Red ignition light is assimilator warning light. Means that the circuit is below 12 volts so I would suspect that either your alternator is faulty or more likely has a bad connection. The alternator wires can get cut by rubbing against the rotor in the primary if there is too much slack in there. A bad alternator or bad alternator connection might also explain the flat battery although if it wasn't being charged the last time you rode it, I would have thought you would have seen the warning light coming on then as well. Is this the first time you have seen the red light staying on? Have you worked on your primary drive recently? Another (less likely) possiblity is lack of clearance between rotor and stator. When the rotor heats up it expands a bit and could be rubbing. My warning light came on last year for about a mile before my primary seized up. I didn't have enough clearance between stator and rotor. Expensive lesson for why it is important to have at least 0.0010 inches of clearance!!
 
Neil said:
Does anyone have any ideas as to why the red ignition light remains lit when the bike is running? Could this point towards a faulty alternator?

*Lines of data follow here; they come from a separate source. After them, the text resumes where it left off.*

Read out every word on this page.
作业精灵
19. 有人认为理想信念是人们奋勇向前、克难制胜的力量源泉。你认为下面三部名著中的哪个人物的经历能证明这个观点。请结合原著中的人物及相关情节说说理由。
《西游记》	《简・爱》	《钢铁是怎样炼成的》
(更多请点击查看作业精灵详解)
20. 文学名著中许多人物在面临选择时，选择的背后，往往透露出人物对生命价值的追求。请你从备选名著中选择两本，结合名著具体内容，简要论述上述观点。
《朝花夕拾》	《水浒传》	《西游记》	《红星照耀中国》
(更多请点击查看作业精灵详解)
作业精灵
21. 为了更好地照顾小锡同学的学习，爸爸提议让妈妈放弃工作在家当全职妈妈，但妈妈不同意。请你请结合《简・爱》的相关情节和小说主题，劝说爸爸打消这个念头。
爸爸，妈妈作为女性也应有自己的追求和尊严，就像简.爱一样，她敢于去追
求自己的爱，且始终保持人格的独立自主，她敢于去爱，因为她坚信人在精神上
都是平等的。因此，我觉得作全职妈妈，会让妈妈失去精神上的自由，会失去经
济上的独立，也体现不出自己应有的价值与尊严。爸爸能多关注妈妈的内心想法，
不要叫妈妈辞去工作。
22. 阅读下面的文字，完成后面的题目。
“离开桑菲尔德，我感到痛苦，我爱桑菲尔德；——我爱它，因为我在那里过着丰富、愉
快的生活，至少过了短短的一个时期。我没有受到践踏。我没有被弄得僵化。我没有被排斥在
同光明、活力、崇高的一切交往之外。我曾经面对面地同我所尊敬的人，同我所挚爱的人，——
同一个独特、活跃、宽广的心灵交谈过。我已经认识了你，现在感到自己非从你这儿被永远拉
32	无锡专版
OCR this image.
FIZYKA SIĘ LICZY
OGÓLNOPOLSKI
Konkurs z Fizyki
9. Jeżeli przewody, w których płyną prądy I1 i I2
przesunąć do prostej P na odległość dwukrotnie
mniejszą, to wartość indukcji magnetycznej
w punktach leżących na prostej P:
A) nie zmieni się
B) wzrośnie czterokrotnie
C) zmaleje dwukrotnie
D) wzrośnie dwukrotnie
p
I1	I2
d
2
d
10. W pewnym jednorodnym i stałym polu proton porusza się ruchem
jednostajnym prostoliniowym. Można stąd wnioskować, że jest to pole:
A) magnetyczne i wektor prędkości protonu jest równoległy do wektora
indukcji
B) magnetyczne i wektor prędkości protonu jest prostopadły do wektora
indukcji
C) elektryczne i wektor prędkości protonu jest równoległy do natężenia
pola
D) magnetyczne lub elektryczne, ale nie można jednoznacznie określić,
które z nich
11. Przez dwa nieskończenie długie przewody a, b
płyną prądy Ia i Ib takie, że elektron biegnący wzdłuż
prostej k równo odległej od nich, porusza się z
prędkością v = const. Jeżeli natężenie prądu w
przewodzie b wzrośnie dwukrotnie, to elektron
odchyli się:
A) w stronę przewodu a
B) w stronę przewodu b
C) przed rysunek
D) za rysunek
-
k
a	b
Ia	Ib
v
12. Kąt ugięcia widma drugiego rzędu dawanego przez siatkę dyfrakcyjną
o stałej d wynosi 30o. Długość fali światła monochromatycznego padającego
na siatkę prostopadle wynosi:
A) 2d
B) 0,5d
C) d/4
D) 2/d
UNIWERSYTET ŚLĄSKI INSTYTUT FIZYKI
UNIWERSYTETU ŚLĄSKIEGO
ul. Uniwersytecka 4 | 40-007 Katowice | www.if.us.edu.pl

The fact that the battery was dead and the charge light stays on when the engine is running on could indicate that either the rectifier or Zener diode has failed, allowing the battery to discharge when standing and not charge when running. This assumes that the battery is in good condition?

You can do a test by disconnecting the battery negative wire and either connecting an ammeter between the (fully charged) battery terminal and wire, or instead use a low wattage bulb (tail light bulb?).

With ignition and lights 'off' the ammeter should not show any reading, or the bulb should not light or glow. If the ammeter shows a reading or the bulb glows there is current draining from the electrical system. If so, first disconnect the battery wire from the rectifier (should be a brown/blue wire?) if the ammeter goes to zero or light goes completely out then the rectifier is probably faulty. If there is no change then replace the rectifier wire, and disconnect the wire from the Zener diode, if that zeroes the meter or extinguishes the light, then the Zener is probably faulty.
 
L.A.B. said:
You can do a test by disconnecting the battery negative wire and either connecting an ammeter between the (fully charged) battery terminal and wire, or instead use a low wattage bulb (tail light bulb?).

Hi,

Have just tried this - with the ignition off the bulb does not light.